Due to the wide distribution and rapid progression of most pneumonia lesions, the detection rate of the system for a single lesion was only 89.89%, and the false alarm rate was 27.97%. The 64 missed diagnosis markers were all small ground glass opacity. Although these lesions were not marked in the pneumonia list, they appeared in the nodule screening function list. This is related to the algorithm model and parameter setting of the system which can distinguish between nodules and pneumonia by the size of the lesions.

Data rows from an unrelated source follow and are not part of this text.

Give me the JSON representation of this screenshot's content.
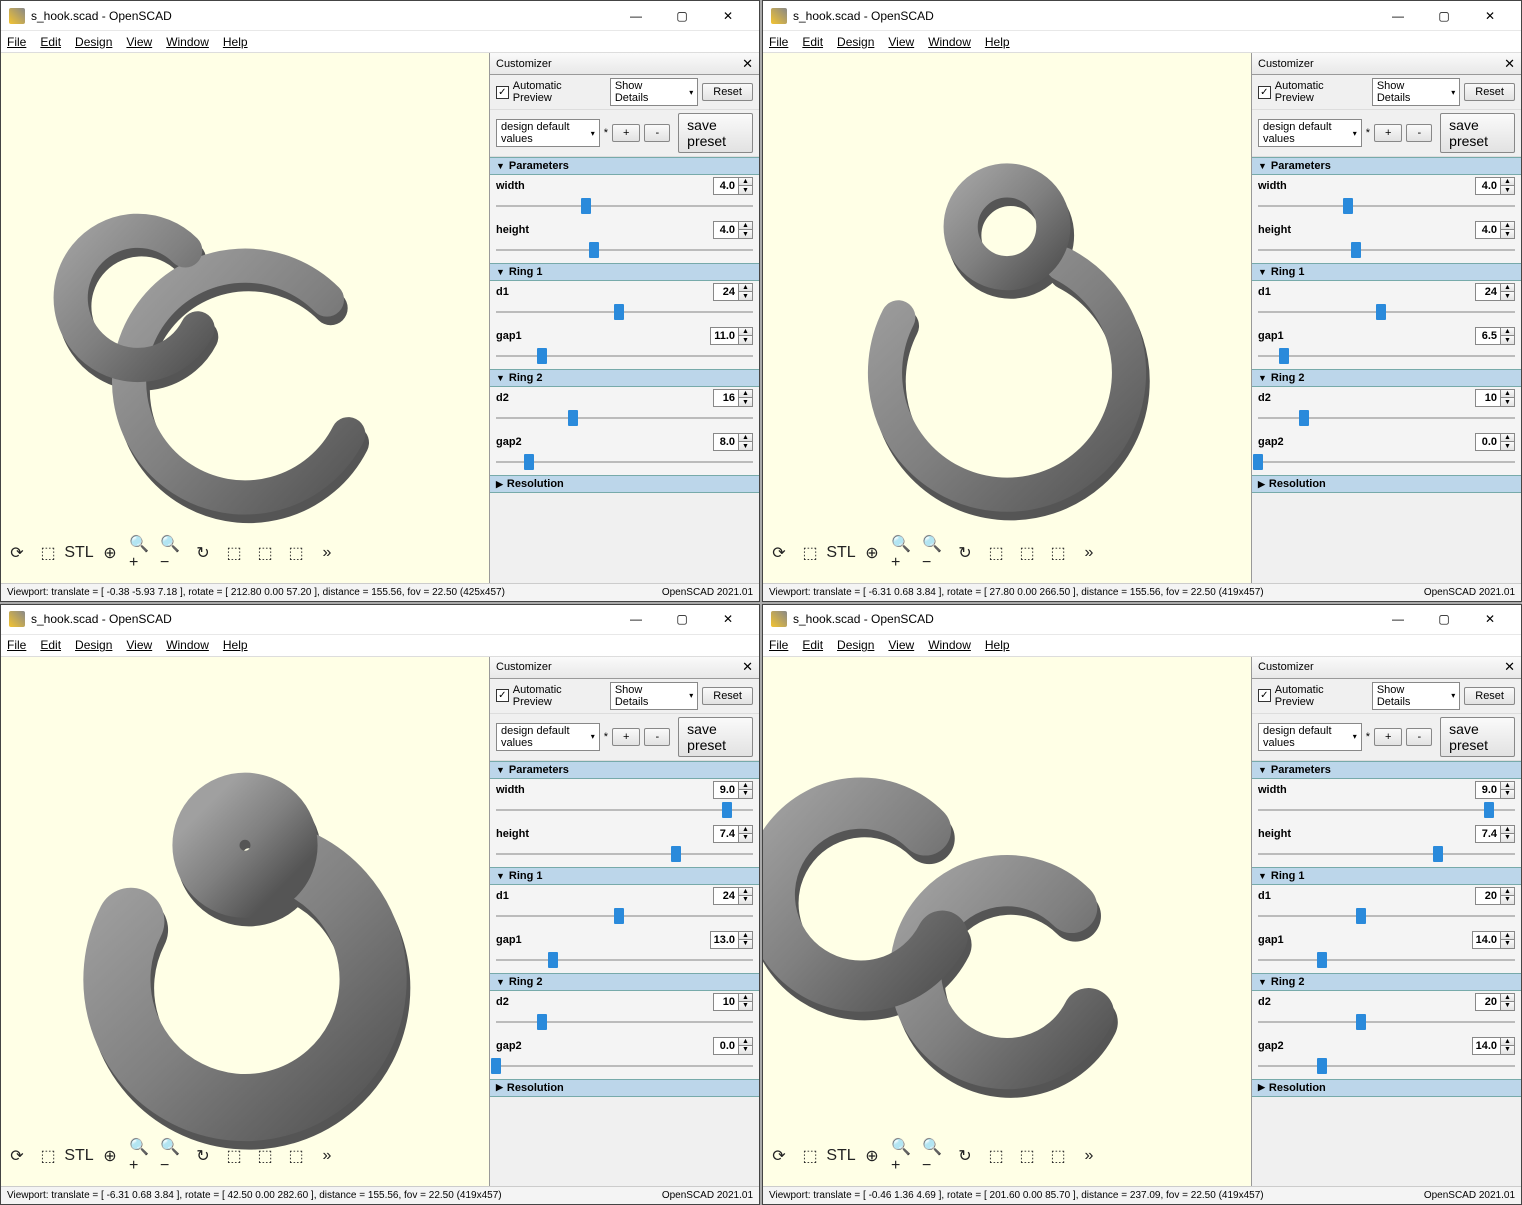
{
  "panes": [
    {
      "title": "s_hook.scad - OpenSCAD",
      "menu": [
        "File",
        "Edit",
        "Design",
        "View",
        "Window",
        "Help"
      ],
      "customizer": {
        "title": "Customizer",
        "auto_preview_checked": true,
        "auto_preview_label": "Automatic Preview",
        "details_select": "Show Details",
        "reset_label": "Reset",
        "preset_select": "design default values",
        "asterisk": true,
        "plus": "+",
        "minus": "-",
        "save_preset": "save preset",
        "sections": [
          {
            "name": "Parameters",
            "open": true,
            "params": [
              {
                "label": "width",
                "value": "4.0",
                "slider_pct": 35
              },
              {
                "label": "height",
                "value": "4.0",
                "slider_pct": 38
              }
            ]
          },
          {
            "name": "Ring 1",
            "open": true,
            "params": [
              {
                "label": "d1",
                "value": "24",
                "slider_pct": 48
              },
              {
                "label": "gap1",
                "value": "11.0",
                "slider_pct": 18
              }
            ]
          },
          {
            "name": "Ring 2",
            "open": true,
            "params": [
              {
                "label": "d2",
                "value": "16",
                "slider_pct": 30
              },
              {
                "label": "gap2",
                "value": "8.0",
                "slider_pct": 13
              }
            ]
          },
          {
            "name": "Resolution",
            "open": false,
            "params": []
          }
        ]
      },
      "shape": {
        "kind": "s",
        "big_r": 95,
        "small_r": 55,
        "stroke": 28
      },
      "status_left": "Viewport: translate = [ -0.38 -5.93 7.18 ], rotate = [ 212.80 0.00 57.20 ], distance = 155.56, fov = 22.50 (425x457)",
      "status_right": "OpenSCAD 2021.01"
    },
    {
      "title": "s_hook.scad - OpenSCAD",
      "menu": [
        "File",
        "Edit",
        "Design",
        "View",
        "Window",
        "Help"
      ],
      "customizer": {
        "title": "Customizer",
        "auto_preview_checked": true,
        "auto_preview_label": "Automatic Preview",
        "details_select": "Show Details",
        "reset_label": "Reset",
        "preset_select": "design default values",
        "asterisk": true,
        "plus": "+",
        "minus": "-",
        "save_preset": "save preset",
        "sections": [
          {
            "name": "Parameters",
            "open": true,
            "params": [
              {
                "label": "width",
                "value": "4.0",
                "slider_pct": 35
              },
              {
                "label": "height",
                "value": "4.0",
                "slider_pct": 38
              }
            ]
          },
          {
            "name": "Ring 1",
            "open": true,
            "params": [
              {
                "label": "d1",
                "value": "24",
                "slider_pct": 48
              },
              {
                "label": "gap1",
                "value": "6.5",
                "slider_pct": 10
              }
            ]
          },
          {
            "name": "Ring 2",
            "open": true,
            "params": [
              {
                "label": "d2",
                "value": "10",
                "slider_pct": 18
              },
              {
                "label": "gap2",
                "value": "0.0",
                "slider_pct": 0
              }
            ]
          },
          {
            "name": "Resolution",
            "open": false,
            "params": []
          }
        ]
      },
      "shape": {
        "kind": "eight",
        "big_r": 100,
        "small_r": 38,
        "stroke": 28
      },
      "status_left": "Viewport: translate = [ -6.31 0.68 3.84 ], rotate = [ 27.80 0.00 266.50 ], distance = 155.56, fov = 22.50 (419x457)",
      "status_right": "OpenSCAD 2021.01"
    },
    {
      "title": "s_hook.scad - OpenSCAD",
      "menu": [
        "File",
        "Edit",
        "Design",
        "View",
        "Window",
        "Help"
      ],
      "customizer": {
        "title": "Customizer",
        "auto_preview_checked": true,
        "auto_preview_label": "Automatic Preview",
        "details_select": "Show Details",
        "reset_label": "Reset",
        "preset_select": "design default values",
        "asterisk": true,
        "plus": "+",
        "minus": "-",
        "save_preset": "save preset",
        "sections": [
          {
            "name": "Parameters",
            "open": true,
            "params": [
              {
                "label": "width",
                "value": "9.0",
                "slider_pct": 90
              },
              {
                "label": "height",
                "value": "7.4",
                "slider_pct": 70
              }
            ]
          },
          {
            "name": "Ring 1",
            "open": true,
            "params": [
              {
                "label": "d1",
                "value": "24",
                "slider_pct": 48
              },
              {
                "label": "gap1",
                "value": "13.0",
                "slider_pct": 22
              }
            ]
          },
          {
            "name": "Ring 2",
            "open": true,
            "params": [
              {
                "label": "d2",
                "value": "10",
                "slider_pct": 18
              },
              {
                "label": "gap2",
                "value": "0.0",
                "slider_pct": 0
              }
            ]
          },
          {
            "name": "Resolution",
            "open": false,
            "params": []
          }
        ]
      },
      "shape": {
        "kind": "eight_thick",
        "big_r": 105,
        "small_r": 32,
        "stroke": 55
      },
      "status_left": "Viewport: translate = [ -6.31 0.68 3.84 ], rotate = [ 42.50 0.00 282.60 ], distance = 155.56, fov = 22.50 (419x457)",
      "status_right": "OpenSCAD 2021.01"
    },
    {
      "title": "s_hook.scad - OpenSCAD",
      "menu": [
        "File",
        "Edit",
        "Design",
        "View",
        "Window",
        "Help"
      ],
      "customizer": {
        "title": "Customizer",
        "auto_preview_checked": true,
        "auto_preview_label": "Automatic Preview",
        "details_select": "Show Details",
        "reset_label": "Reset",
        "preset_select": "design default values",
        "asterisk": true,
        "plus": "+",
        "minus": "-",
        "save_preset": "save preset",
        "sections": [
          {
            "name": "Parameters",
            "open": true,
            "params": [
              {
                "label": "width",
                "value": "9.0",
                "slider_pct": 90
              },
              {
                "label": "height",
                "value": "7.4",
                "slider_pct": 70
              }
            ]
          },
          {
            "name": "Ring 1",
            "open": true,
            "params": [
              {
                "label": "d1",
                "value": "20",
                "slider_pct": 40
              },
              {
                "label": "gap1",
                "value": "14.0",
                "slider_pct": 25
              }
            ]
          },
          {
            "name": "Ring 2",
            "open": true,
            "params": [
              {
                "label": "d2",
                "value": "20",
                "slider_pct": 40
              },
              {
                "label": "gap2",
                "value": "14.0",
                "slider_pct": 25
              }
            ]
          },
          {
            "name": "Resolution",
            "open": false,
            "params": []
          }
        ]
      },
      "shape": {
        "kind": "s_thick",
        "big_r": 75,
        "small_r": 75,
        "stroke": 42
      },
      "status_left": "Viewport: translate = [ -0.46 1.36 4.69 ], rotate = [ 201.60 0.00 85.70 ], distance = 237.09, fov = 22.50 (419x457)",
      "status_right": "OpenSCAD 2021.01"
    }
  ],
  "colors": {
    "bg": "#ffffe6",
    "shape_light": "#a0a0a0",
    "shape_mid": "#808080",
    "shape_dark": "#555555",
    "section": "#bcd6ea",
    "slider": "#2a8adb"
  },
  "toolbar_icons": [
    "⟳",
    "⬚",
    "STL",
    "⊕",
    "🔍+",
    "🔍−",
    "↻",
    "⬚",
    "⬚",
    "⬚",
    "»"
  ]
}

With the continuous development of deep learning increasing clinical application data, the AI image-assisted diagnosis system will be continuously improved and upgraded[10].
Pulmonary vascular shadow and respiratory movement artifact accounted for more than 80% of the 221 misdiagnosed markers. This is related to the quality of the image data, which is affected by the parameter setting of image equipment and algorithm reconstruction. In this study, the slice thickness of most CT scans was 3mm, and the scanning time was about 45s. The breathing movement due to the patient's lack of breath control affected the image quality, thus affecting the recognition efficiency. Some studies suggested that thin CT slice will contribute to lesion recognition efficiency. The recommended thickness is 1.25mm[11]. Further clinical trials should be conducted to verify its specific impact.
Through comparing the CT reexamination of 24 patients, it is found that under the condition that all patients showed recovery during hospitalization, the lesions in the last CT scan all showed different degrees of absorption compared with the first scan, which is demonstrated in the reduction in lesion size and lesion percentage of total lung volume and the decrease in mean lesion density. The AI image-assisted diagnosis system is able to present the dynamic changes of the patient's CT results with higher accuracy and shorter response time. Therefore, image diagnostician and clinicians can efficiently assess the clinical efficacy of treatment, and provide standards as well as basis for disease evaluation, isolation removal and discharge. At the same time, the system can quickly process massive data and make rapid and accurate comparison among multiple reviews, which can reduce the workload of doctors and avoid the subjective bias of doctors.
In addition, 7 patients in this study were negative on chest CT. Three of them underwent two chest CT examinations. However, all the patients were tested positive by fluorescence RT-PCR with nucleonuclear acid of novel coronavirus. This indicates that negative chest CT results are not the absolute standard to exclude COVID-19. Therefore, suspected patients with negative CT results should be treated with caution in clinical practice to prevent missed diagnosis. The differential diagnosis of COVID-19 with other viral pneumonia, bacterial pneumonia and mycoplasma pneumonia is also a key and difficult area in clinical work, which will also be a new direction of AI image-assisted diagnosis system.